Blogs

How to generate an identity / auto_increment column in Kognitio

Occasionally we would like the value of the primary key field to be created automatically every time a new record is inserted. That is we would like an auto-incrementable field in a table.

What other databases do

Other databases use a variety of syntax to do this.

MySQL uses an AUTO_INCREMENT keyword, which is used within the table definition

CREATE TABLE fruit (
         ID int NOT NULL AUTO_INCREMENT,
         name varchar(255) NOT NULL,
         PRIMARY KEY (ID) );

 

The SQL Server syntax uses the IDENTITY keyword, again within the table definition, in this example starting at 1 and incrementing by 1.

CREATE TABLE city (
         ID int IDENTITY(1,1) PRIMARY KEY,
         name varchar(255) NOT NULL,
         PRIMARY KEY (ID) );

 

For Oracle you first need to create a sequence and then use its nextval attribute during inserts.

CREATE SEQUENCE seq_people
        MINVALUE 1
        START WITH 1
        INCREMENT BY 1
        CACHE 10;
INSERT INTO People (ID,FirstName,LastName)
VALUES (seq_people.nextval,'Mike','Atkinson');

 

Kognitio’s row_number syntax.

Kognitio does not have a way of creating a unique value for a field directly in the table definition, instead it has two ways of adding unique values to resultsets; and then these resultsets may be inserted into a table. The first uses the ROW_NUMBER function.

The ROW_NUMBER function assigns to each row in the partition or query a sequence number starting from one. This is only a number used in the context of the result set, if the result changes, the ROW_NUMBER will change. The ROW_NUMBER expression takes an ORDER BY statement with the column to be used for the row count with an OVER operator.

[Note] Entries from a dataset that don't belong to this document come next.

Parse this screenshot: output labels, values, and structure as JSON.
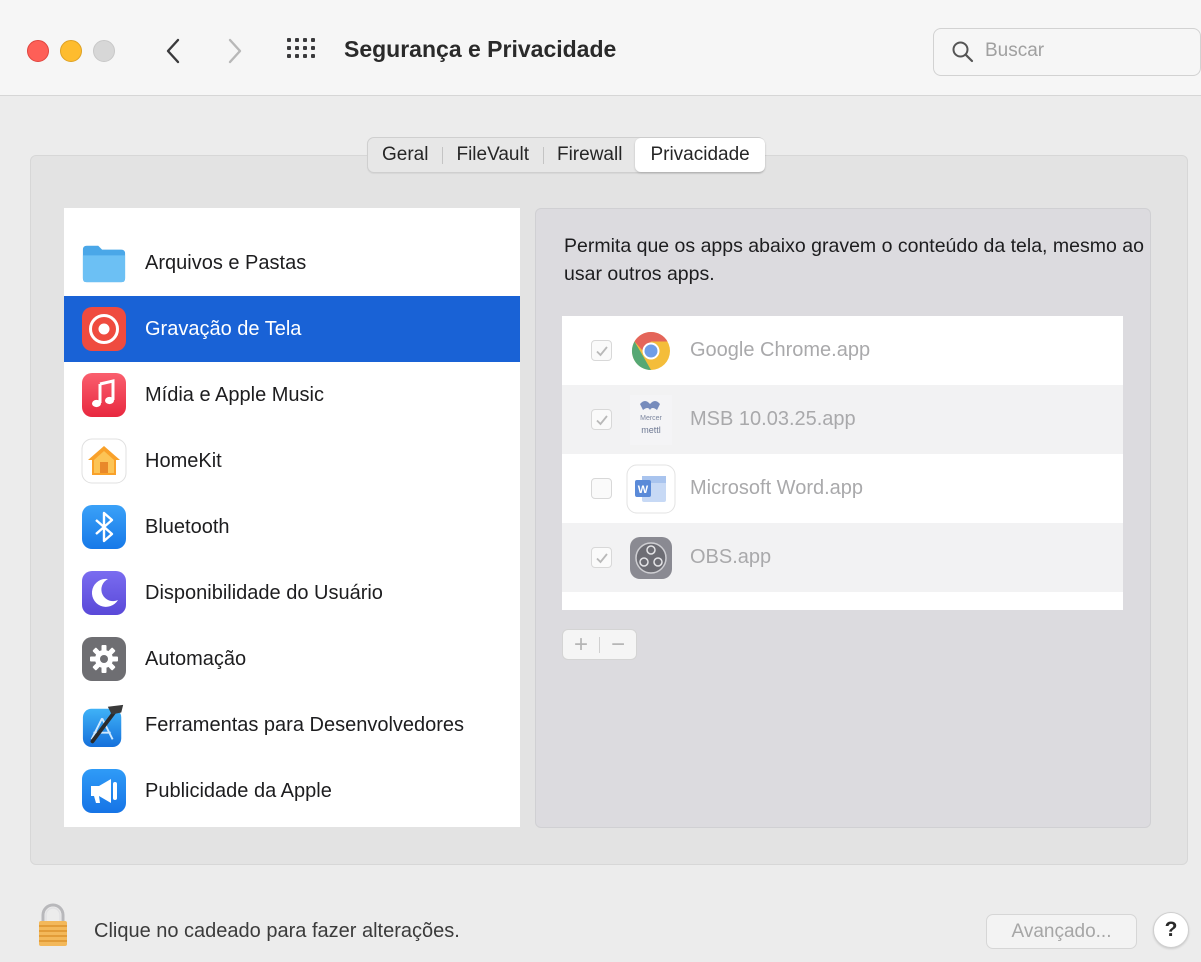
{
  "window": {
    "title": "Segurança e Privacidade",
    "search_placeholder": "Buscar"
  },
  "tabs": [
    {
      "label": "Geral",
      "active": false
    },
    {
      "label": "FileVault",
      "active": false
    },
    {
      "label": "Firewall",
      "active": false
    },
    {
      "label": "Privacidade",
      "active": true
    }
  ],
  "sidebar": {
    "selected": "Gravação de Tela",
    "items": [
      {
        "label": "Arquivos e Pastas",
        "icon": "folder-icon"
      },
      {
        "label": "Gravação de Tela",
        "icon": "screen-recording-icon"
      },
      {
        "label": "Mídia e Apple Music",
        "icon": "music-icon"
      },
      {
        "label": "HomeKit",
        "icon": "homekit-icon"
      },
      {
        "label": "Bluetooth",
        "icon": "bluetooth-icon"
      },
      {
        "label": "Disponibilidade do Usuário",
        "icon": "moon-icon"
      },
      {
        "label": "Automação",
        "icon": "gear-icon"
      },
      {
        "label": "Ferramentas para Desenvolvedores",
        "icon": "xcode-hammer-icon"
      },
      {
        "label": "Publicidade da Apple",
        "icon": "megaphone-icon"
      }
    ]
  },
  "main": {
    "description": "Permita que os apps abaixo gravem o conteúdo da tela, mesmo ao usar outros apps.",
    "apps": [
      {
        "name": "Google Chrome.app",
        "checked": true,
        "icon": "chrome-icon"
      },
      {
        "name": "MSB 10.03.25.app",
        "checked": true,
        "icon": "mercer-mettl-icon"
      },
      {
        "name": "Microsoft Word.app",
        "checked": false,
        "icon": "word-icon"
      },
      {
        "name": "OBS.app",
        "checked": true,
        "icon": "obs-icon"
      }
    ],
    "add_label": "+",
    "remove_label": "−"
  },
  "footer": {
    "lock_text": "Clique no cadeado para fazer alterações.",
    "advanced_label": "Avançado...",
    "help_label": "?"
  },
  "colors": {
    "selection": "#1962d6",
    "close": "#fe5f57",
    "minimize": "#febc2e"
  }
}
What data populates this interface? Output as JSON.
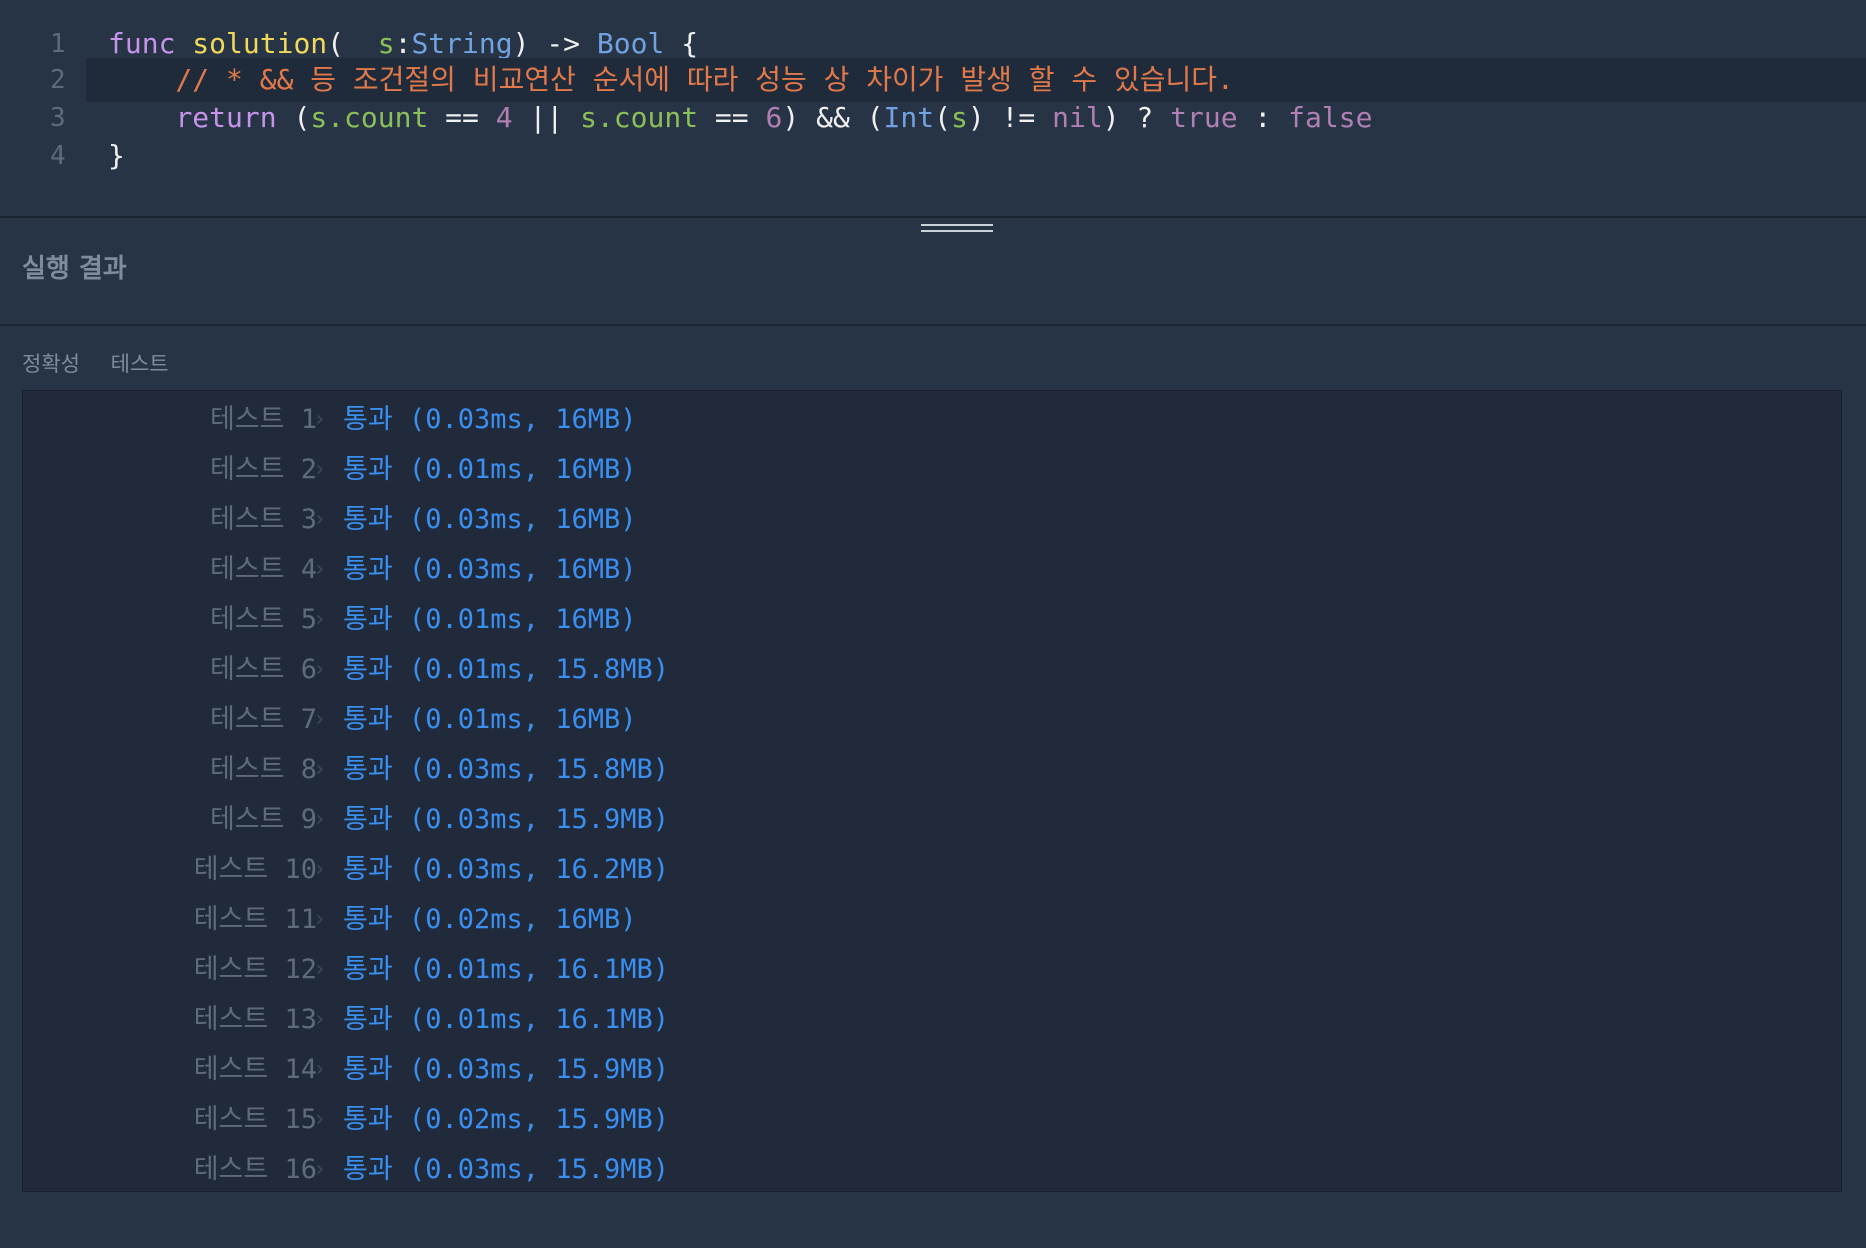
{
  "editor": {
    "lines": [
      {
        "number": "1",
        "tokens": [
          {
            "t": "func ",
            "c": "kw"
          },
          {
            "t": "solution",
            "c": "fn"
          },
          {
            "t": "(",
            "c": "plain"
          },
          {
            "t": "_ ",
            "c": "param"
          },
          {
            "t": "s",
            "c": "param"
          },
          {
            "t": ":",
            "c": "plain"
          },
          {
            "t": "String",
            "c": "type"
          },
          {
            "t": ") -> ",
            "c": "plain"
          },
          {
            "t": "Bool",
            "c": "type"
          },
          {
            "t": " {",
            "c": "plain"
          }
        ]
      },
      {
        "number": "2",
        "tokens": [
          {
            "t": "    // * && 등 조건절의 비교연산 순서에 따라 성능 상 차이가 발생 할 수 있습니다.",
            "c": "comment"
          }
        ]
      },
      {
        "number": "3",
        "tokens": [
          {
            "t": "    ",
            "c": "plain"
          },
          {
            "t": "return",
            "c": "kw"
          },
          {
            "t": " (",
            "c": "plain"
          },
          {
            "t": "s.count",
            "c": "param"
          },
          {
            "t": " == ",
            "c": "plain"
          },
          {
            "t": "4",
            "c": "num"
          },
          {
            "t": " || ",
            "c": "plain"
          },
          {
            "t": "s.count",
            "c": "param"
          },
          {
            "t": " == ",
            "c": "plain"
          },
          {
            "t": "6",
            "c": "num"
          },
          {
            "t": ") && (",
            "c": "plain"
          },
          {
            "t": "Int",
            "c": "type"
          },
          {
            "t": "(",
            "c": "plain"
          },
          {
            "t": "s",
            "c": "param"
          },
          {
            "t": ") != ",
            "c": "plain"
          },
          {
            "t": "nil",
            "c": "num"
          },
          {
            "t": ") ? ",
            "c": "plain"
          },
          {
            "t": "true",
            "c": "bool"
          },
          {
            "t": " : ",
            "c": "plain"
          },
          {
            "t": "false",
            "c": "bool"
          }
        ]
      },
      {
        "number": "4",
        "tokens": [
          {
            "t": "}",
            "c": "plain"
          }
        ]
      }
    ]
  },
  "results": {
    "title": "실행 결과",
    "section_labels": [
      "정확성",
      "테스트"
    ],
    "rows": [
      {
        "label": "테스트 1",
        "value": "통과 (0.03ms, 16MB)"
      },
      {
        "label": "테스트 2",
        "value": "통과 (0.01ms, 16MB)"
      },
      {
        "label": "테스트 3",
        "value": "통과 (0.03ms, 16MB)"
      },
      {
        "label": "테스트 4",
        "value": "통과 (0.03ms, 16MB)"
      },
      {
        "label": "테스트 5",
        "value": "통과 (0.01ms, 16MB)"
      },
      {
        "label": "테스트 6",
        "value": "통과 (0.01ms, 15.8MB)"
      },
      {
        "label": "테스트 7",
        "value": "통과 (0.01ms, 16MB)"
      },
      {
        "label": "테스트 8",
        "value": "통과 (0.03ms, 15.8MB)"
      },
      {
        "label": "테스트 9",
        "value": "통과 (0.03ms, 15.9MB)"
      },
      {
        "label": "테스트 10",
        "value": "통과 (0.03ms, 16.2MB)"
      },
      {
        "label": "테스트 11",
        "value": "통과 (0.02ms, 16MB)"
      },
      {
        "label": "테스트 12",
        "value": "통과 (0.01ms, 16.1MB)"
      },
      {
        "label": "테스트 13",
        "value": "통과 (0.01ms, 16.1MB)"
      },
      {
        "label": "테스트 14",
        "value": "통과 (0.03ms, 15.9MB)"
      },
      {
        "label": "테스트 15",
        "value": "통과 (0.02ms, 15.9MB)"
      },
      {
        "label": "테스트 16",
        "value": "통과 (0.03ms, 15.9MB)"
      }
    ],
    "chevron_icon": "chevron-right-icon",
    "pass_color": "#3b8ff0"
  }
}
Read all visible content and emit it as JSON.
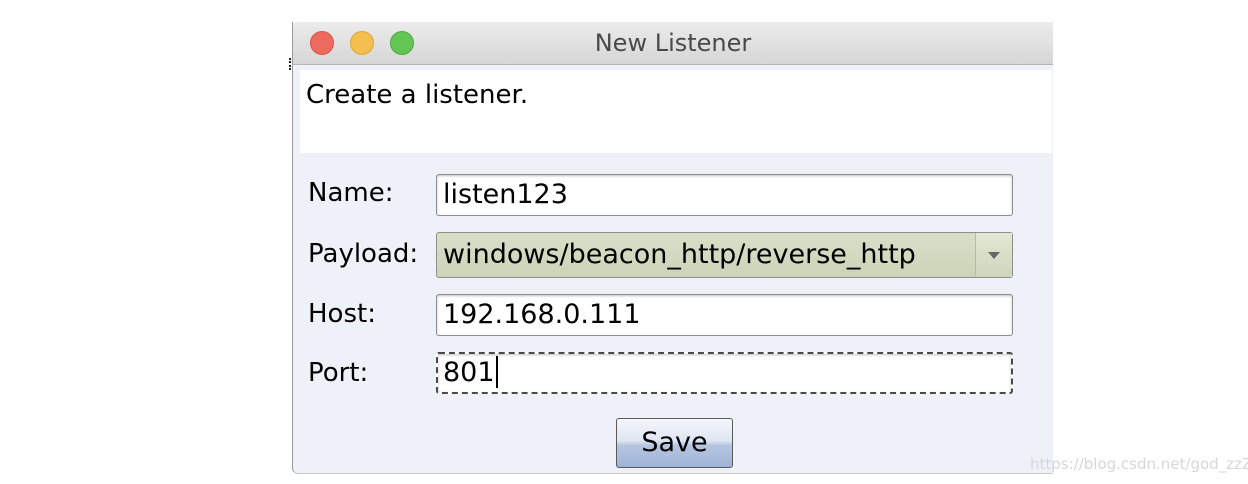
{
  "window": {
    "title": "New Listener"
  },
  "description": "Create a listener.",
  "form": {
    "name_label": "Name:",
    "name_value": "listen123",
    "payload_label": "Payload:",
    "payload_value": "windows/beacon_http/reverse_http",
    "host_label": "Host:",
    "host_value": "192.168.0.111",
    "port_label": "Port:",
    "port_value": "801"
  },
  "buttons": {
    "save_label": "Save"
  },
  "watermark": "https://blog.csdn.net/god_zzZ",
  "colors": {
    "close": "#ed6a5e",
    "minimize": "#f5bf4f",
    "maximize": "#62c554",
    "combo_bg": "#cdd3b8",
    "dialog_bg": "#eef1f8"
  },
  "icons": {
    "close": "close-icon",
    "minimize": "minimize-icon",
    "maximize": "maximize-icon",
    "dropdown": "chevron-down-icon"
  }
}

In the example below we use ROW_NUMBER to replace the subject name with an id value which is a foreign key reference into the subjects table.

set schema yorschema;
create table facts_origin (subject varchar, predicate varchar, object varchar);
create table subjects (id int, name varchar not null, primary key(id) );
create table facts (subject int, predicate varchar, object varchar, 
               foreign key (subject) references subjects(id) );

insert into facts_origin values ('Peter', 'Brother', 'Sarah'), 
                                                           ('Peter', 'Brother', 'Anne'), 
                                                           ('John', 'Father', 'Peter');


insert into subjects
select with
    ids(name) as (select distinct subject from facts_origin)
select row_number() over (order by name) as "id", name  from ids;

insert into facts
    select s.id, f.predicate, f.object
        from facts_origin f, subjects s
        where f.subject=s.name;

select * from subjects;
select * from facts;
Which gives a subjects table of: And a facts table of:
ID NAME
1 John
2 Peter
SUBJECT PREDICATE OBJECT
1 Father Peter
2 Brother Anne
2 Brother Sarah

 

Kognitio’s generate_key syntax.

For an individual SELECT statement the GENERATE_KEY function generates a unique key for each row. These rows may then be inserted into a table.

The result is an INT8 data type with a value greater than or equal to zero. The results are not typically contiguous, but are guaranteed to be unique for an individual SELECT statement. The values generated are dependent upon the number of Kognitio nodes and the distribution of the data. Rerunning a query may not generate the same results. Multiple occurrences of GENERATE_KEY in a SELECT list will all produce the same result within a single row.

GENERATE_KEY can only be used in the SELECT list, it cannot be used in WHERE, HAVING, GROUP BY or ORDER BY clauses. Within the SELECT list you can perform arithmetic on the columns containing the GENERATE_KEY function.

insert into subjects
select with
    ids(name) as (select distinct subject from facts_origin)
select generate_key(), name  from ids;

The Kognitio SQL Guide has examples of good practice for ensuring that addition INSERT statements have unique keys and how to use them in ETL processes.

 

A more complete example

The following example shows many techniques, it uses both row_number and generate_key functions and illustrates how to use them to add entries to existing tables.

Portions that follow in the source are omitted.